Dass justament der Himmel über dem Eichstätter Ledvance-Werk aufriss, während drinnen der Abbau von 250 Arbeitsplätzen verkündet wurde, mutet an wie ein schlechter Witz.
Dass justament der Himmel über dem Eichstätter Ledvance-Werk aufriss, während drinnen der Abbau von 250 Arbeitsplätzen verkündet wurde, mutet an wie ein schlechter Witz. Immerhin soll nun ein "Zukunftskonzept" erarbeitet werden.
Knopp
Eichstätt
Wie es darüber hinaus weitergehen soll? "Recht viel schlauer sind wir jetzt auch nicht."

Die ehemaligen Osram- und jetzigen Ledvance-Mitarbeiter sind einiges gewohnt. Spätestens seit Mitte 2014 schwebt das Damoklesschwert des Stellenabbaus über ihnen. Jetzt wird es also konkret: Von den jetzt knapp 500 Jobs sollen 250 bis zum Jahr 2021 wegfallen. Das wurde den Beschäftigten auf einem "Town Hall Meeting" von einem Mitglied der Geschäftsleitung kurz und knapp mitgeteilt. Fragen waren nicht zugelassen.

Über das, was über den Arbeitsplatzabbau hinausgeht, herrscht nach wie vor große Verunsicherung: "Eigentlich hat er nichts gesagt", lautete nicht nur eine der Stimmen, als die Beschäftigten tröpfchenweise das Werk verließen. Von einem "Zukunftskonzept" für den Standort Eichstätt sei die Rede gewesen. Wie das aussehen könnte? "Keine Ahnung. Es wird halt noch ein weiteres Rettungsboot für die Titanic angeschafft." Will heißen: Beim Untergang hilft das auch nicht mehr.

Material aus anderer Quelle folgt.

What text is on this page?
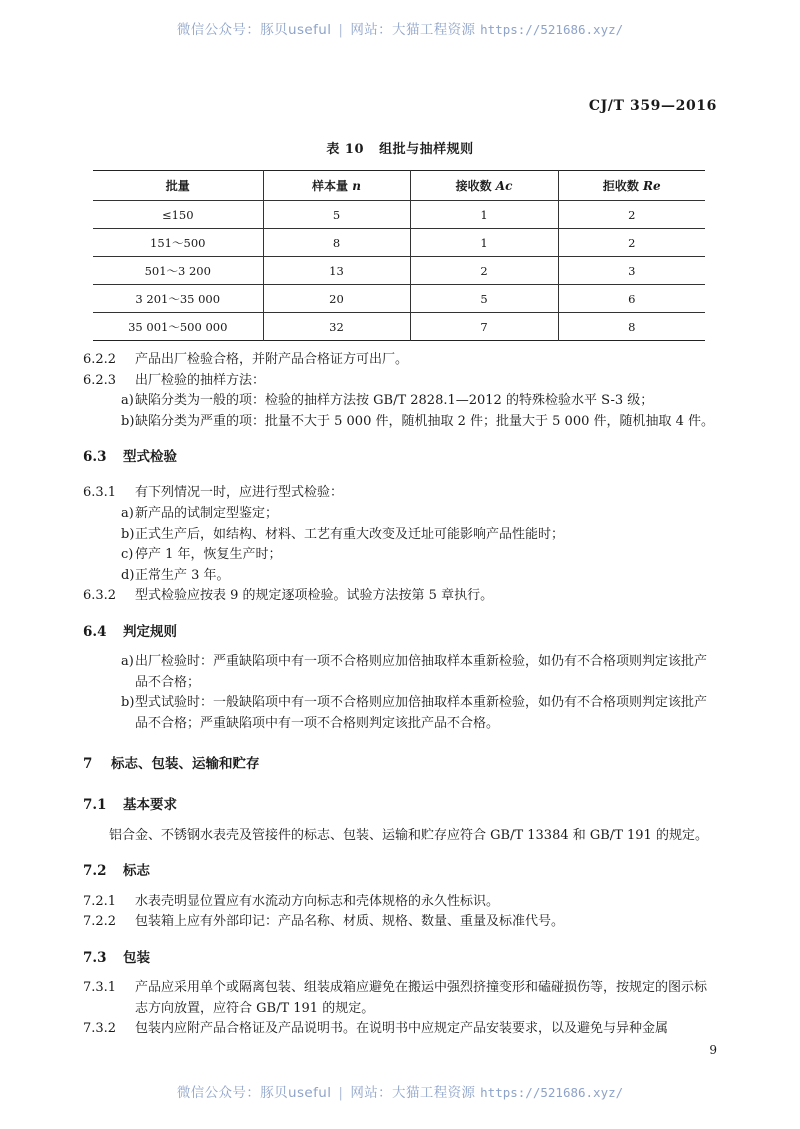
微信公众号：豚贝useful | 网站：大猫工程资源 https://521686.xyz/
CJ/T 359—2016
表 10 组批与抽样规则
批量	样本量 n	接收数 Ac	拒收数 Re
≤150	5	1	2
151～500	8	1	2
501～3 200	13	2	3
3 201～35 000	20	5	6
35 001～500 000	32	7	8
6.2.2	产品出厂检验合格，并附产品合格证方可出厂。
6.2.3	出厂检验的抽样方法：
a) 缺陷分类为一般的项：检验的抽样方法按 GB/T 2828.1—2012 的特殊检验水平 S-3 级；
b) 缺陷分类为严重的项：批量不大于 5 000 件，随机抽取 2 件；批量大于 5 000 件，随机抽取 4 件。
6.3	型式检验
6.3.1	有下列情况一时，应进行型式检验：
a) 新产品的试制定型鉴定；
b) 正式生产后，如结构、材料、工艺有重大改变及迁址可能影响产品性能时；
c) 停产 1 年，恢复生产时；
d) 正常生产 3 年。
6.3.2	型式检验应按表 9 的规定逐项检验。试验方法按第 5 章执行。
6.4	判定规则
a) 出厂检验时：严重缺陷项中有一项不合格则应加倍抽取样本重新检验，如仍有不合格项则判定该批产品不合格；
b) 型式试验时：一般缺陷项中有一项不合格则应加倍抽取样本重新检验，如仍有不合格项则判定该批产品不合格；严重缺陷项中有一项不合格则判定该批产品不合格。
7	标志、包装、运输和贮存
7.1	基本要求
铝合金、不锈钢水表壳及管接件的标志、包装、运输和贮存应符合 GB/T 13384 和 GB/T 191 的规定。
7.2	标志
7.2.1	水表壳明显位置应有水流动方向标志和壳体规格的永久性标识。
7.2.2	包装箱上应有外部印记：产品名称、材质、规格、数量、重量及标准代号。
7.3	包装
7.3.1	产品应采用单个或隔离包装、组装成箱应避免在搬运中强烈挤撞变形和磕碰损伤等，按规定的图示标志方向放置，应符合 GB/T 191 的规定。
7.3.2	包装内应附产品合格证及产品说明书。在说明书中应规定产品安装要求，以及避免与异种金属
9
微信公众号：豚贝useful | 网站：大猫工程资源 https://521686.xyz/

Es überwogen also deutlich die Zweifel an einer langfristigen Sicherung des Standorts Eichstätt, "dessen Profitabilität sichergestellt werden soll", wie es in der offiziellen Mitteilung von Ledvance heißt. Aber: Was das Thema neue Technologien angeht, "sind wir zu spät dran", meinte ein Mitarbeiter, der in Eichstätt schon seit 23 Jahren beschäftigt ist, "da laufen wir hinterher". Immerhin: "Besser als Augsburg und Berlin", war ebenfalls zu hören. Die beiden Werke sollen ja bis Ende 2018 gänzlich geschlossen werden. 900 Arbeitsplätze fallen dort weg. In Wipperfürth droht der Verlust von 50 Jobs.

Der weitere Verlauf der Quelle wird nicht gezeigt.